她向來膽小,在過去的二十幾年裏,在秦家做過最激烈的事大概是……發現跟秦寂發展無望之後又羞憤又喪氣,借著念大學提著行李箱住到了外面,除此之外,她幾乎沒有忤逆過秦父秦母任何決定。而今天……她就這樣放了他們鴿子?

茫然過後是心慌。

眼看著路邊的景色越來越遠,鹿曉在出租車裏如坐針氈。

“郁教授,我們是不是先回……”

鹿曉回頭看見郁清嶺的臉色,微微一怔。

此時此刻的郁清嶺看起來有幾分陌生,一向平靜的臉上表情晦澀,全身上下帶著一絲難以言說的陰沈,這陰沈不似秦寂發火前那樣狂風暴雨前的暗流湧動,反倒是如同夜晚平靜的湖面,無風無浪,沁涼冷靜。

他這是……在生氣嗎?

鹿曉不確定,她其實從來沒有見過他現在這副模樣,商量的話就咽了回去。

郁清嶺回過了頭,眼睫微微垂了垂:“我們不回去。”

鹿曉不點頭,只是僵直著脊背坐著。她實在是不擅長拒絕人,尤其那個人還是郁清嶺。可是……

鹿曉的心裏亂作一團,下一秒,郁清嶺冰涼的指尖覆蓋在了她的手掌上。

他說:“還有15分鐘,出租車會路過SGC。
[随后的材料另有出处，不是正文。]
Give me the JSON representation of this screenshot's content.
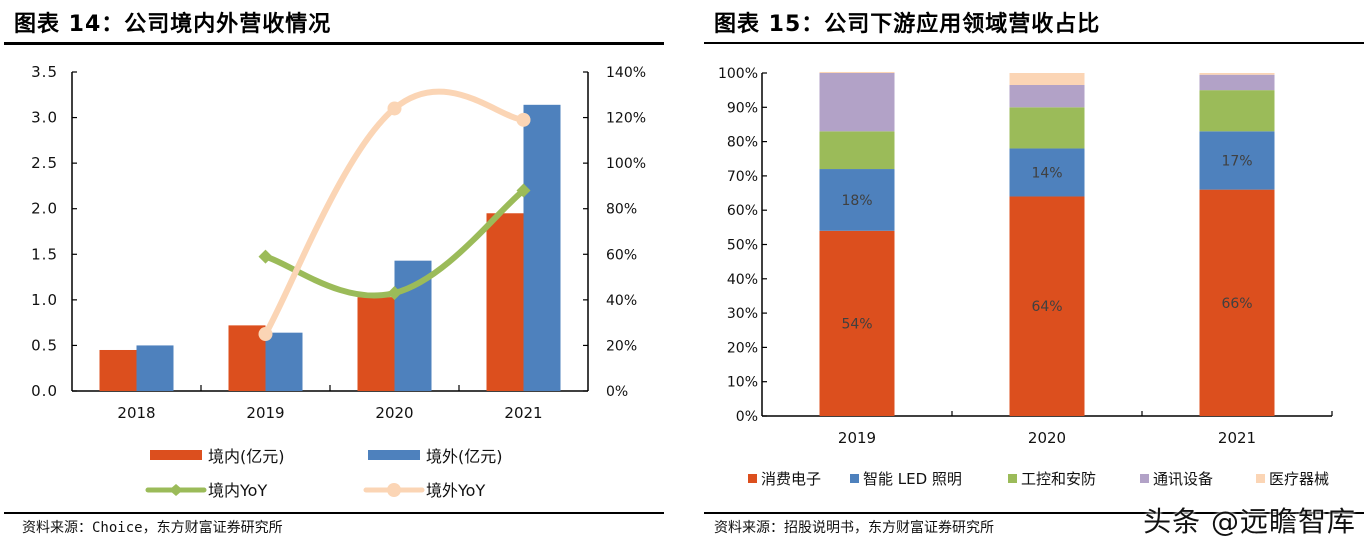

”

鹿曉一怔,不明所以。

郁清嶺低道:“在這十五分鐘內,如果你想要回去,我會尊重你的決定。”他盯著鹿曉的眼睛,“我帶你離開,只是希望你知道,你不需要評分表也不需要討好任何人,包括我在內。”

鹿曉:“為什麽……”

郁清嶺道:“因為你需要擺脫慣性思維的環境,才能做出冷靜的決定。”

鹿曉也有些暈眩,發怔了一會兒,小聲重覆:“為什麽……”

郁清嶺目光微斂,聲音柔軟了下來:“因為你是一個太柔和的人,鹿曉。”

因為你是一個太柔和的人。

鹿曉閉上眼睛,感覺身體裏多年積攢的困乏忽然顯露出了尖銳的形狀,隨著郁清嶺的抽絲拔繭,那團氤氳漸漸顯露出了真實的樣子——那從來不是一團輕飄飄的霧氣,那是一塊被遮住了形狀的醜陋的石頭。

“我……我想一想……”鹿曉低聲道。

“好。”郁清嶺輕道。

除此之外,他就真的再也不說一句話。

他松開了交握的手,好像是刻意要把出租車裏窄小的空間,變成一個飄蕩在宇宙的安全艙。

鹿曉看著車窗外飛馳而過的景色,沖動地打開了車窗眺望遠方。

秦寂選擇的餐館是在遠處的高樓,五顏六色的霓虹燈把周圍的雲彩都照徹出了形狀。明明出租車在疾馳,它卻好像一直就在相同的位置,從來就沒有變化過距離。

於是焦躁開始滋長。

愧疚與焦灼的思緒被拉得細長綿延,身下的坐墊如同火燎。

鹿曉幾乎要開口叫出租車司機停下,可就在轉瞬之間,出租車行駛過一個十字路口。車身在路口劃過一個綿長的圓弧,那一幢霓彩的大樓就此被遮擋,只剩下天邊一絲稀微的虹光。

忽然間,快要到頂點的焦躁開始消弭。

就好像潛行久了,驟然吸到了一點點氧氣。

鹿曉回頭看郁清嶺,發現他的目光一直在她身後,從來沒有離開過。

“我……”鹿曉低道,“不去SGC。”

郁清嶺的目光微沈,卻仍然點點頭,朝司機道:“師傅,麻煩您……”

鹿曉抓住了郁清嶺的手,阻止他繼續說下去。

郁清嶺微微側耳,安靜地等著。

鹿曉醞釀了一會兒,小心道:“我想回公寓。”

郁清嶺微微出神,片刻之後,嘴角勾了勾:“好。”他輕道-

出租車緩緩行駛進小區時,鹿曉的仍然有一種不真切的感覺。

焦灼和愧疚被心慌沖淡,五味雜陳之下的情感變得遲鈍,於是漸漸升騰上心頭的反而是隱隱的刺激。

真的做了甩手掌櫃嗎?

鹿曉被陌生的興奮沖刷出一絲別樣的雀躍,她下了車,仰頭望著高聳的公寓樓。

“1、2、3……”

明明一個電話就能解決的疑惑,她站在樓下像兒童數鴨子一樣,一層一層數數兒,數到最後視野一片混沌,她不好意思地抓耳撓腮:“要不我還是上去敲敲門看吧?”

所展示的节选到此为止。